Prom night mania has hit the UK. No longer just a feature of American teen movies, we’re now embracing the prom with a passion. Now it’s British teens that want a share of that ‘High School Musical’ experience with all its trappings. It’s all dates, dresses, spray tans and limos for many of our image conscious youngsters, but at what cost to mum and dad?

The debate rages

It’s a subject under hot debate on sites such as with many parents shocked at the cost and alarmed at the expectation now associated. But it’s a mixed ‘campus’, not all see it as prom pressure, there’s lots who love it and think it’s a great way of showing their appreciation for all the hard work their young ones have put in over the years, and a chance to give them a great send off.
However it’s maybe not always just about the kids, in some extreme cases it’s being hijacked by more mercenary parents as a stage to flaunt their own personal wealth in front of others. One comment from a disgruntled mother even mentioned the use of helicopters to ferry in some offspring in what she described as a rather OTT display.

Counting the cost

So what does the average prom night cost?

We decided to set our new student internee Darren Main the challenge of finding out. Standard Life runs a scheme that gives pupils after their last year of school a chance to work with us, hopefully providing them a small taste of how a big company runs and some handy work experience to boot.

It was actually Darren who gave us the idea for this blog, he was off to his own high school prom and amazed us with his itinerary. And as a father of four it got me wondering what it all might cost.

Young Darren took on the task of researching some national averages on costs, he even managed to conduct a straw poll amongst his friends to see what they were paying to give us some real time stats too.

The running total

And here’s what he discovered.

It’s estimated that on average it can cost £1000 for these end-of-term extravaganzas where the entry ticket to the ball (typically £20-£35) is only a small part of a bill.

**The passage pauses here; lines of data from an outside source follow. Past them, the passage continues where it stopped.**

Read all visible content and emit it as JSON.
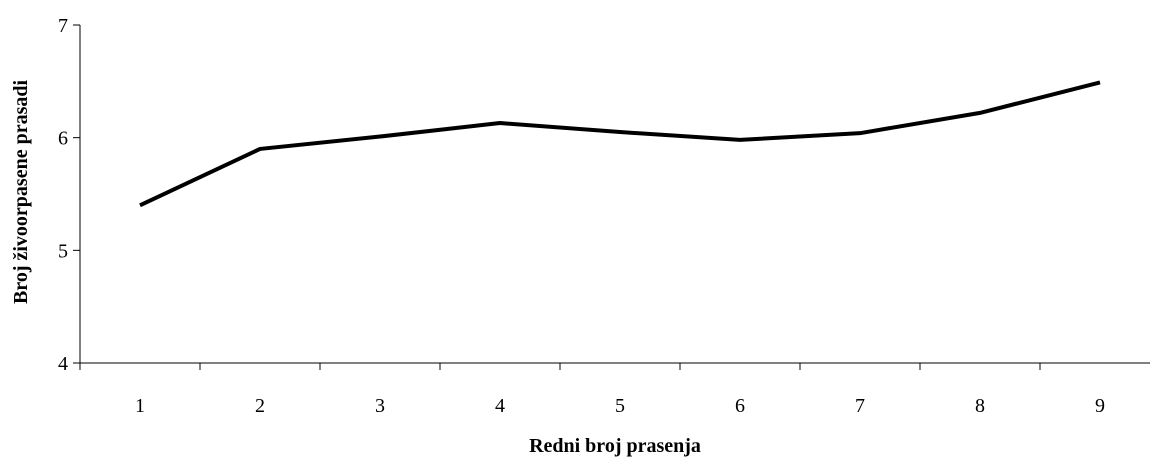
{
  "chart_data": {
    "type": "line",
    "x": [
      1,
      2,
      3,
      4,
      5,
      6,
      7,
      8,
      9
    ],
    "x_tick_labels": [
      "1",
      "2",
      "3",
      "4",
      "5",
      "6",
      "7",
      "8",
      "9"
    ],
    "series": [
      {
        "values": [
          5.4,
          5.9,
          6.01,
          6.13,
          6.05,
          5.98,
          6.04,
          6.22,
          6.49
        ],
        "color": "#000000"
      }
    ],
    "xlabel": "Redni broj prasenja",
    "ylabel": "Broj živoorpasene prasadi",
    "ylim": [
      4,
      7
    ],
    "y_ticks": [
      4,
      5,
      6,
      7
    ],
    "y_tick_labels": [
      "4",
      "5",
      "6",
      "7"
    ],
    "grid": false,
    "legend": "none"
  }
}
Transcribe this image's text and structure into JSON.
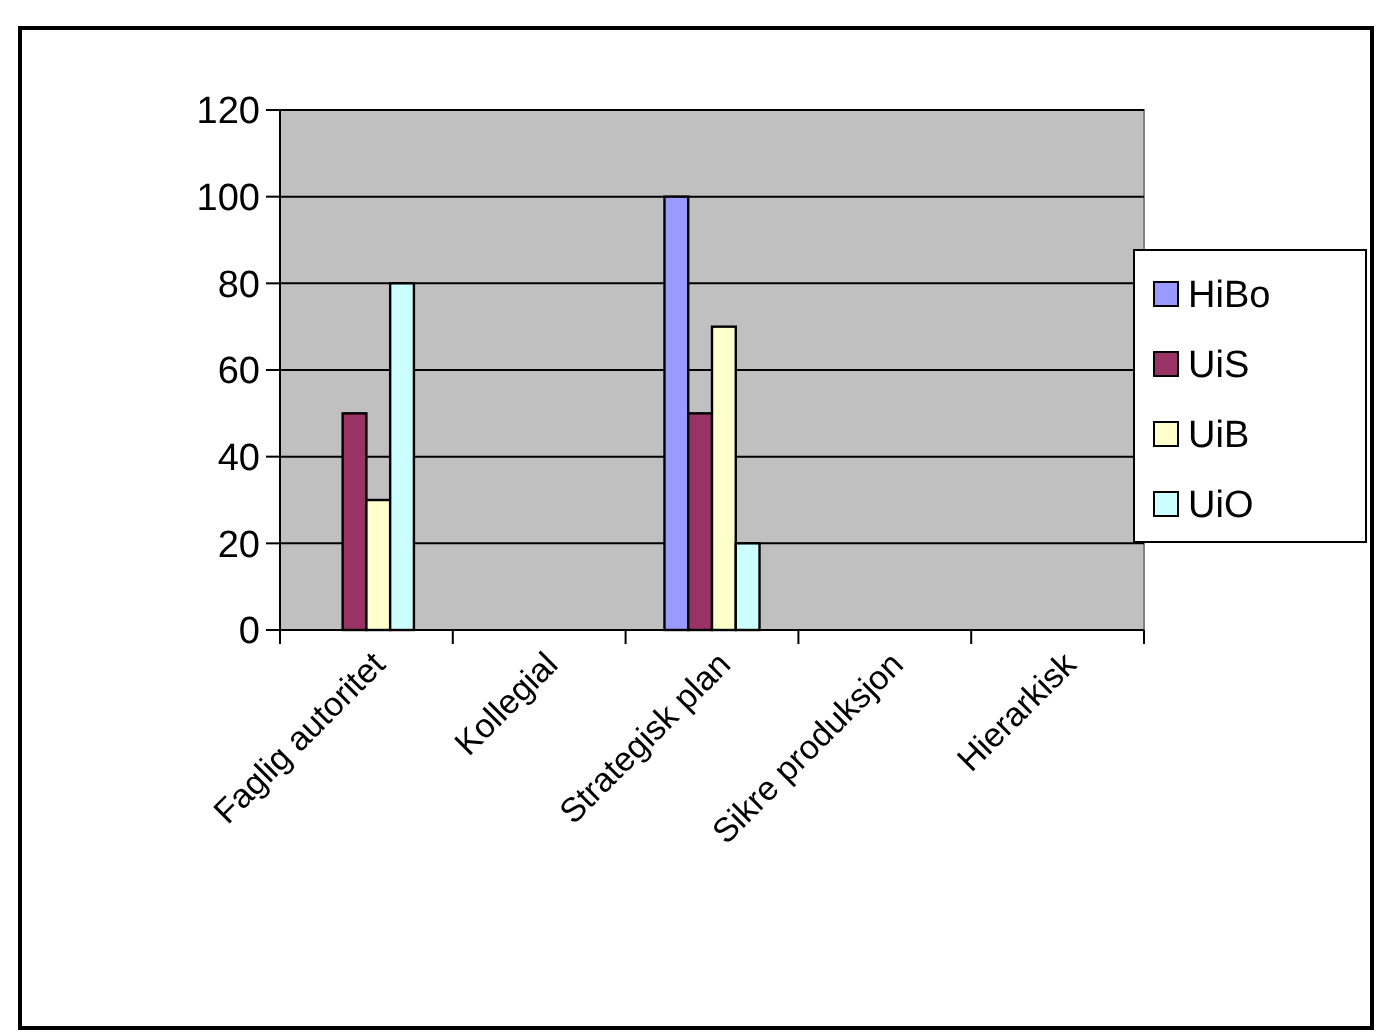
{
  "chart_data": {
    "type": "bar",
    "categories": [
      "Faglig autoritet",
      "Kollegial",
      "Strategisk plan",
      "Sikre produksjon",
      "Hierarkisk"
    ],
    "series": [
      {
        "name": "HiBo",
        "color": "#9999ff",
        "values": [
          0,
          0,
          100,
          0,
          0
        ]
      },
      {
        "name": "UiS",
        "color": "#993366",
        "values": [
          50,
          0,
          50,
          0,
          0
        ]
      },
      {
        "name": "UiB",
        "color": "#ffffcc",
        "values": [
          30,
          0,
          70,
          0,
          0
        ]
      },
      {
        "name": "UiO",
        "color": "#ccffff",
        "values": [
          80,
          0,
          20,
          0,
          0
        ]
      }
    ],
    "ylim": [
      0,
      120
    ],
    "yticks": [
      0,
      20,
      40,
      60,
      80,
      100,
      120
    ],
    "grid": "y",
    "legend": "right"
  }
}
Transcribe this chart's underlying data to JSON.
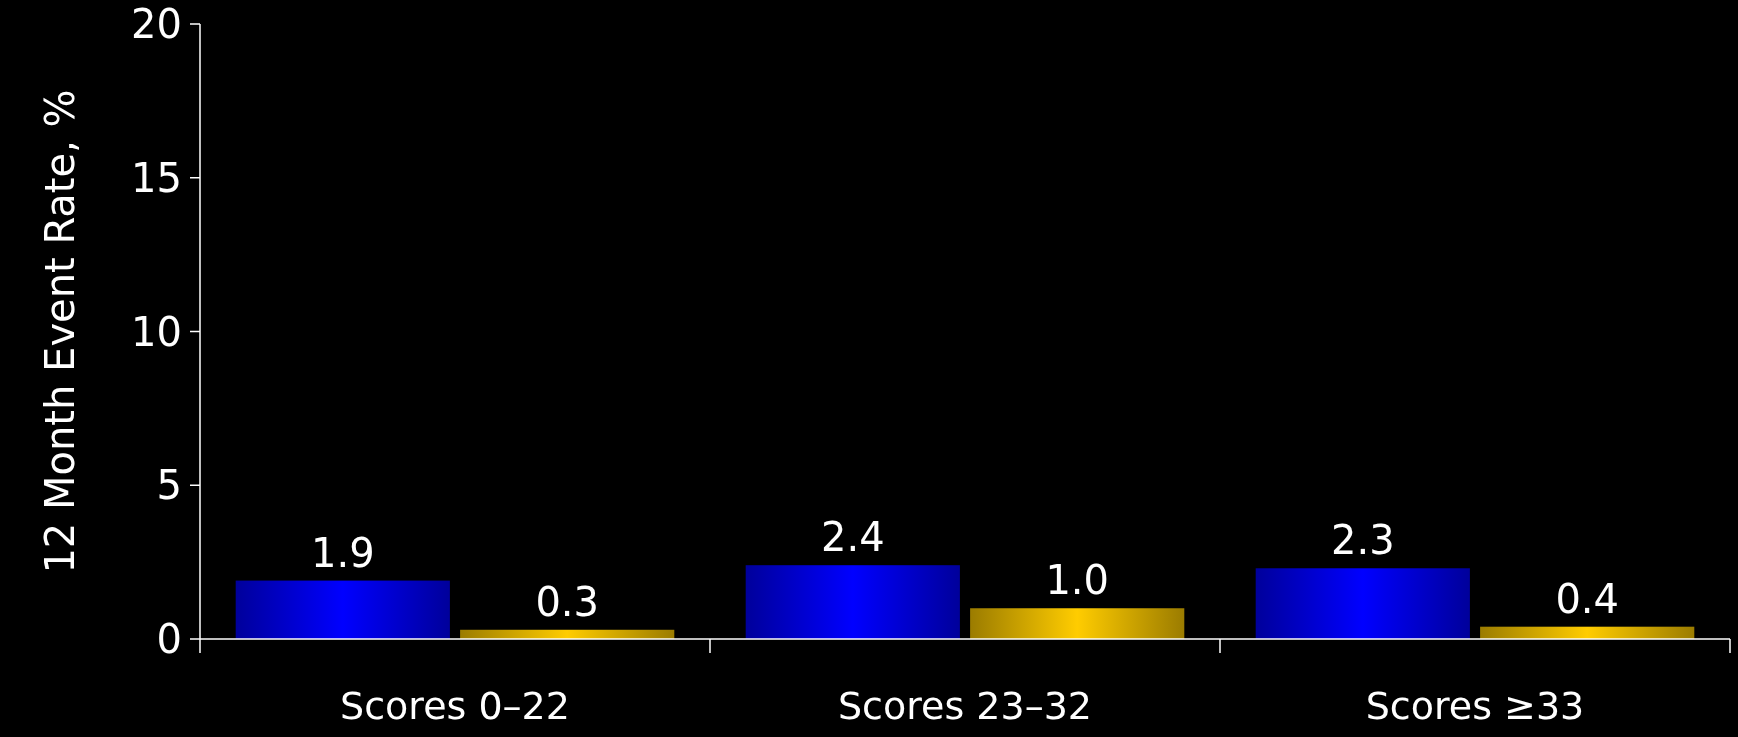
{
  "chart_data": {
    "type": "bar",
    "ylabel": "12 Month Event Rate, %",
    "categories": [
      "Scores 0–22",
      "Scores 23–32",
      "Scores ≥33"
    ],
    "series": [
      {
        "color": "#0000ff",
        "values": [
          1.9,
          2.4,
          2.3
        ],
        "value_labels": [
          "1.9",
          "2.4",
          "2.3"
        ]
      },
      {
        "color": "#ffcc00",
        "values": [
          0.3,
          1.0,
          0.4
        ],
        "value_labels": [
          "0.3",
          "1.0",
          "0.4"
        ]
      }
    ],
    "ylim": [
      0,
      20
    ],
    "yticks": [
      0,
      5,
      10,
      15,
      20
    ],
    "grid": false
  }
}
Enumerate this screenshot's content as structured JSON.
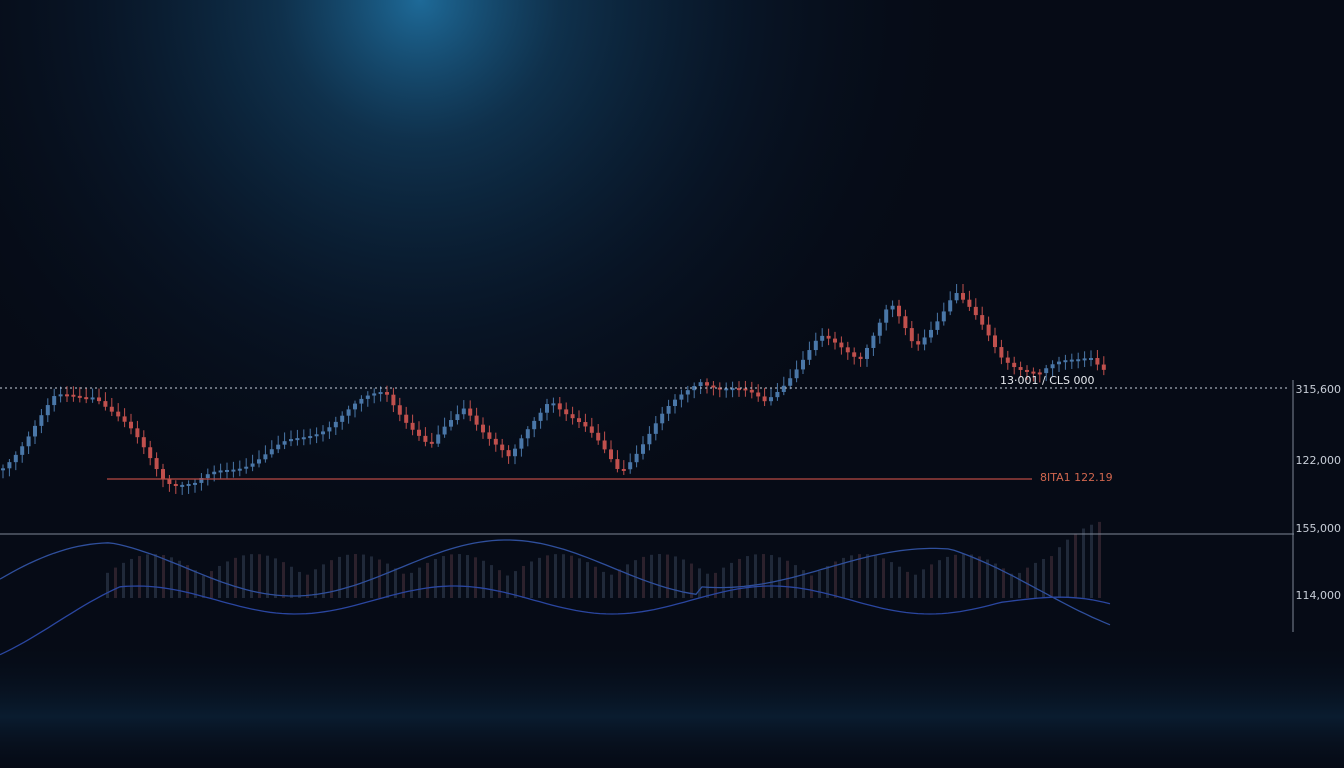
{
  "annotations": {
    "price_tag": "13·001 / CLS 000",
    "level_tag": "8ITA1 122.19"
  },
  "axis_labels": [
    "315,600",
    "122,000",
    "155,000",
    "114,000"
  ]
}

  • Limo users can expect to pay between £180 and £325 for the privilege
  • A new prom dress can start around £100 from a chain or department store with some dresses from the more exclusive boutiques averaging around £325 and upward
  • For cosmetics you can be looking at a cost ranging from £20 to £180
  • And don’t forget the boys; prom suits in most stores are in the bracket of £100 to £160 for the trousers and blazer alone. The shirt can cost you a further £30 and shoes are usually £40 upwards
  • And a gallant young beau would also be expected to buy a corsage for his date, costing in the region of £20
  • Formal photography will set you back anywhere from £20 to £120
  • And the cost of those pre- and post-prom parties can vary but we guarantee they’ll not come cheap.

And how do these costs compare to Darren’s personal prom poll? They were pretty accurate, the only one that was a little askew was the cost of the ticket as Darren and his compatriots were paying from £45 to £60 for the ticket alone. They’d also opted for party buses to ferry them to and from the venue with a cost of £25 per head.

Lessons learned

So what lesson should prospective prom parents take from all this high school hoopla? It’s a simple one – be prepared.

Here are our top tips:

  • Discuss the matter of money with your child and consider agreeing a budget from the start so that spending doesn’t get out of control
  • Speak to other parents who are in your child’s circle. Get a handle on what they’re planning and see where you can pool costs
  • Book any travel early, it’s high season for limo companies so get in quick to avoid disappointment
  • If hiring outfits then make sure you do any fitting and make a reservation well in advance to get better choice and avoid any late hiccups
  • If purchasing prom outfits then surf the sales, see what you can pick up early if you need a dress or suit – this will also give you plenty time to try before you buy
  • And finally, start putting money aside as soon as you can as it’s always going to come at some cost whatever you and your loved ones choose to do.


Prom night is here to stay and with the right preparation and an eye on the purse strings, we think it can be a great night for all involved.